Among the constant hubbub of intellectual property disputes, security alarms and industry politics, it's easy to forget that everything depends on people writing programs. In that respect, computing has changed less over the years than you might think: despite constant promises of automatic programming languages, natural language systems and AI-heavy program generators, nearly all software these days is written by furrowed brow and arcane ritual.
The latest technology with pretensions for taking us away from all that is MDA, the Model Driven Architecture: use this, its proponents say, and you can create software that runs on lots of different computers without worrying over programming details.
Twenty years ago, it was fashionable to classify programming languages in terms of generations, from first generation languages to fourth or fifth. 1GL are the raw bits of machine code that the processor understands, and 2GL the assembler language that both humans and computers could understand. 3GL are the 'high level' languages with which most programmers are familiar -- BASIC, C, Java and the like.
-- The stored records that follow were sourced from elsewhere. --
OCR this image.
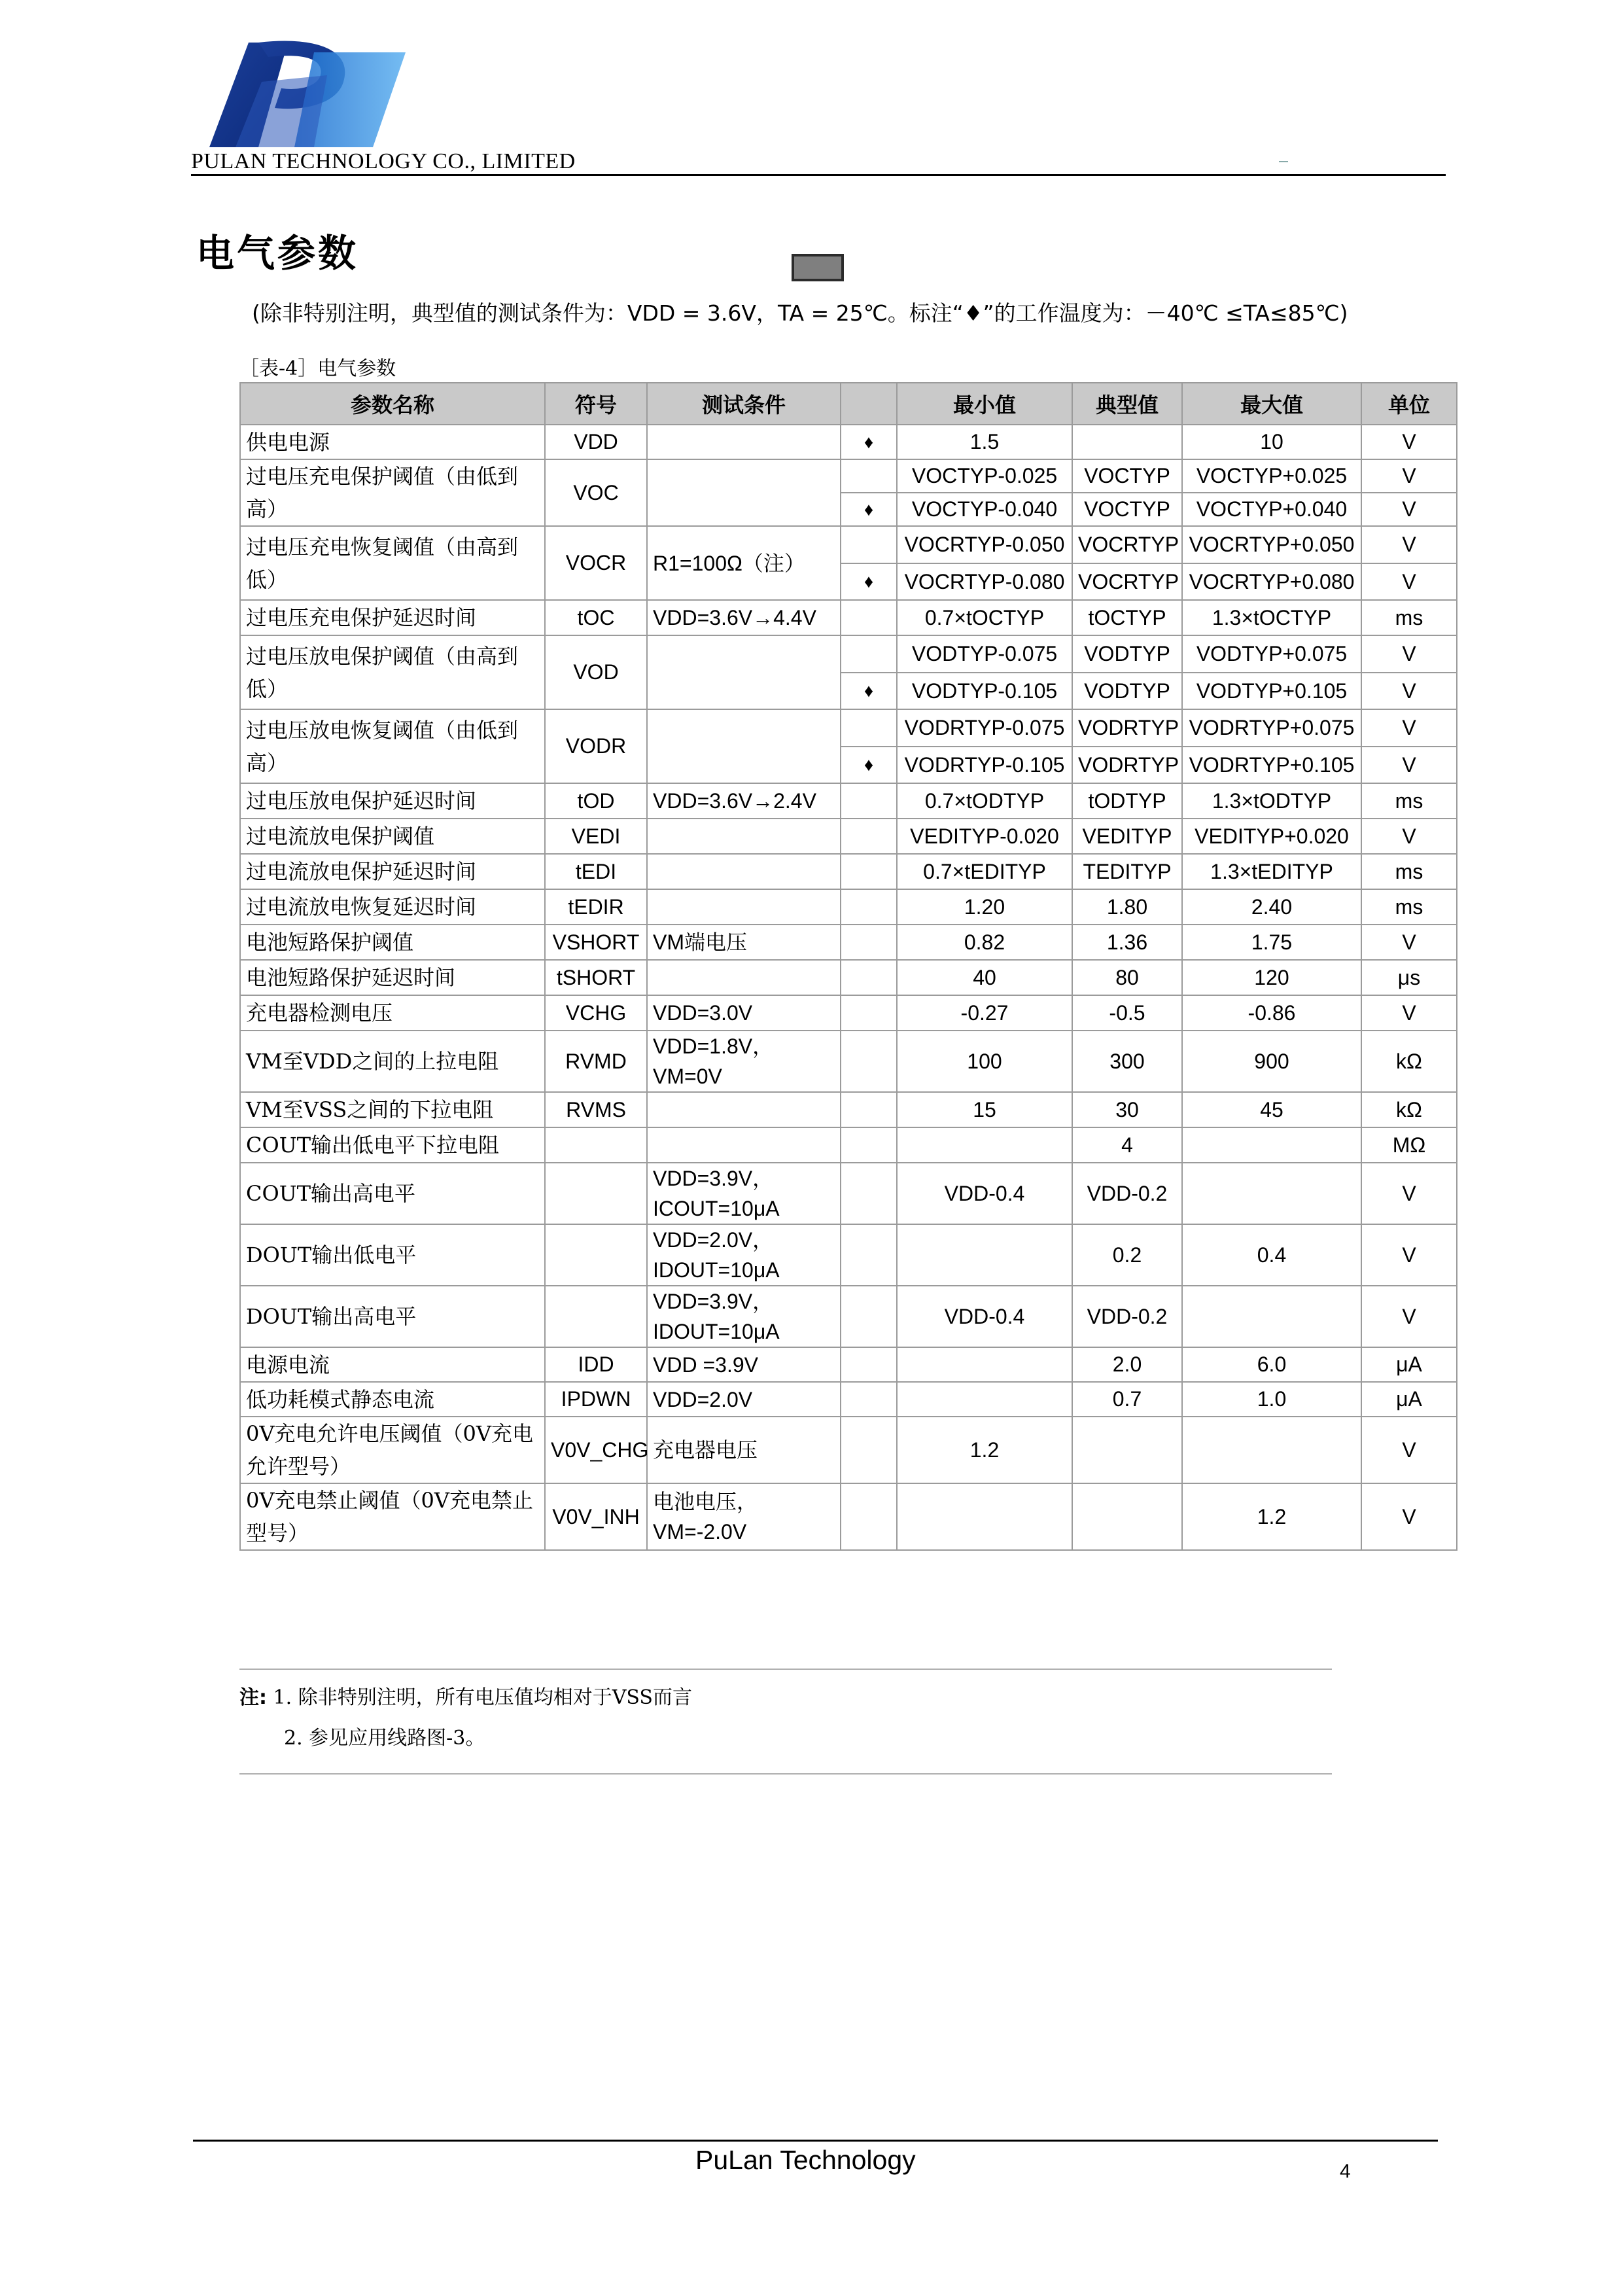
PULAN TECHNOLOGY CO., LIMITED
电气参数
(除非特别注明，典型值的测试条件为：VDD = 3.6V，TA = 25℃。标注“♦”的工作温度为：－40℃ ≤TA≤85℃)
［表-4］电气参数
参数名称	符号	测试条件		最小值	典型值	最大值	单位
供电电源	VDD		♦	1.5		10	V
过电压充电保护阈值（由低到高）	VOC			VOCTYP-0.025	VOCTYP	VOCTYP+0.025	V
			♦	VOCTYP-0.040	VOCTYP	VOCTYP+0.040	V
过电压充电恢复阈值（由高到低）	VOCR	R1=100Ω（注）		VOCRTYP-0.050	VOCRTYP	VOCRTYP+0.050	V
			♦	VOCRTYP-0.080	VOCRTYP	VOCRTYP+0.080	V
过电压充电保护延迟时间	tOC	VDD=3.6V→4.4V		0.7×tOCTYP	tOCTYP	1.3×tOCTYP	ms
过电压放电保护阈值（由高到低）	VOD			VODTYP-0.075	VODTYP	VODTYP+0.075	V
			♦	VODTYP-0.105	VODTYP	VODTYP+0.105	V
过电压放电恢复阈值（由低到高）	VODR			VODRTYP-0.075	VODRTYP	VODRTYP+0.075	V
			♦	VODRTYP-0.105	VODRTYP	VODRTYP+0.105	V
过电压放电保护延迟时间	tOD	VDD=3.6V→2.4V		0.7×tODTYP	tODTYP	1.3×tODTYP	ms
过电流放电保护阈值	VEDI			VEDITYP-0.020	VEDITYP	VEDITYP+0.020	V
过电流放电保护延迟时间	tEDI			0.7×tEDITYP	TEDITYP	1.3×tEDITYP	ms
过电流放电恢复延迟时间	tEDIR			1.20	1.80	2.40	ms
电池短路保护阈值	VSHORT	VM端电压		0.82	1.36	1.75	V
电池短路保护延迟时间	tSHORT			40	80	120	μs
充电器检测电压	VCHG	VDD=3.0V		-0.27	-0.5	-0.86	V
VM至VDD之间的上拉电阻	RVMD	VDD=1.8V，VM=0V		100	300	900	kΩ
VM至VSS之间的下拉电阻	RVMS			15	30	45	kΩ
COUT输出低电平下拉电阻					4		MΩ
COUT输出高电平		VDD=3.9V，ICOUT=10μA		VDD-0.4	VDD-0.2		V
DOUT输出低电平		VDD=2.0V，IDOUT=10μA			0.2	0.4	V
DOUT输出高电平		VDD=3.9V，IDOUT=10μA		VDD-0.4	VDD-0.2		V
电源电流	IDD	VDD =3.9V			2.0	6.0	μA
低功耗模式静态电流	IPDWN	VDD=2.0V			0.7	1.0	μA
0V充电允许电压阈值（0V充电允许型号）	V0V_CHG	充电器电压		1.2			V
0V充电禁止阈值（0V充电禁止型号）	V0V_INH	电池电压，VM=-2.0V				1.2	V
注: 1. 除非特别注明，所有电压值均相对于VSS而言
2. 参见应用线路图-3。
PuLan Technology	4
Such ideas were popular with marketing men and scary-eyed prophets of the programming future, because they implied that 4GL were going to provide as big a leap forward in software creation as high level languages -- "PRINT "Hello, World!" -- were from assembler's cryptic "mov ax,word ptr _io_evnt", which were themselves better than 10111001,10011010. 4GL, we were told, would let you spend all your time describing what you wanted in a language close to English, and the magic machinery would turn that into real computer code.
You may have noticed that this never happened. There's an old computer joke: make a computer programmable in English, and you'll find programmers can't write that either. As anyone who's had to maintain other people's software for a living will tell you, this is uncommonly true. No matter what language you write in, you're supposed to describe what you're thinking in a running commentary included in the source code, but in practice this rarely happens. Programmers see themselves as coders first, not narrative writers: adding comments isn't thought to help in the actual writing of the software -- it's there for posterity, and the psyche of the software creator has little room for that.
Having to maintain software with few if any comments is hard enough when it's a few thousand lines of fairly straightforward code -- I've been there, and I've religiously overcommented my own software ever since. But with large programming projects now easily generating hundreds of thousands of lines, pulled together from many teams and including previous software, the problem can become overwhelming. Even when code is adequately commented in the beginning, changes made subsequently to the software are rarely reflected in the documentation.
MDA should be self-documenting. The idea is that to make an application, you build a model of what it should do according to business rules, and includes the kind of data that'll be handled. Many programming projects start like this with models on paper: the programmers then turn the paper ideas into working code. MDA has a different approach: the model is described in the Unified Modelling Language (UML) that can be automatically converted to runnable code. This happens by stages, so that multiple different programs for different platforms can be generated from a single platform independent intermediate model.
Because most of the development work happens in the model, changes to the application will happen there -- and the MDA development tool will then generate a modified program. Programmers will at all times be working on the latest, most accurate source of the design ideas behind the program, rather than the program itself: not only will this be much quicker, MDA's proponents say, but much less prone to error.
Can it work? Although MDA is conceptually finished, there are still gaps in the standard and much discussion going on, especially in the trickiest bits: how do you turn a conceptual model into real code without going through the head of a programmer? And then, how do you test what you've done and verify that it works? These are the details that can take a good idea and damn it to irrelevancy. In the past, 4GL languages, computer-aided software engineering (CASE) and many other loudly trumpeted breakthroughs in programming have either lost relevance or been scaled down because their promise on paper failed to translate into a workable system that programmers found more useful than infuriating.
There's no doubt that, at some point, programming will become a matter of designing a model and waving a magic wand. Whether that time is now -- and whether the efficiency of the MDA process consistently matches or equals the old ways -- can only be answered over time. Case studies are good -- suggesting 35 to 50 percent productivity increase with no loss of code quality -- and products like CompuWare's OptimalJ enterprise application development environment are provoking much interest. This could be the last time that programmers can ever answer questions about their code with "no comment".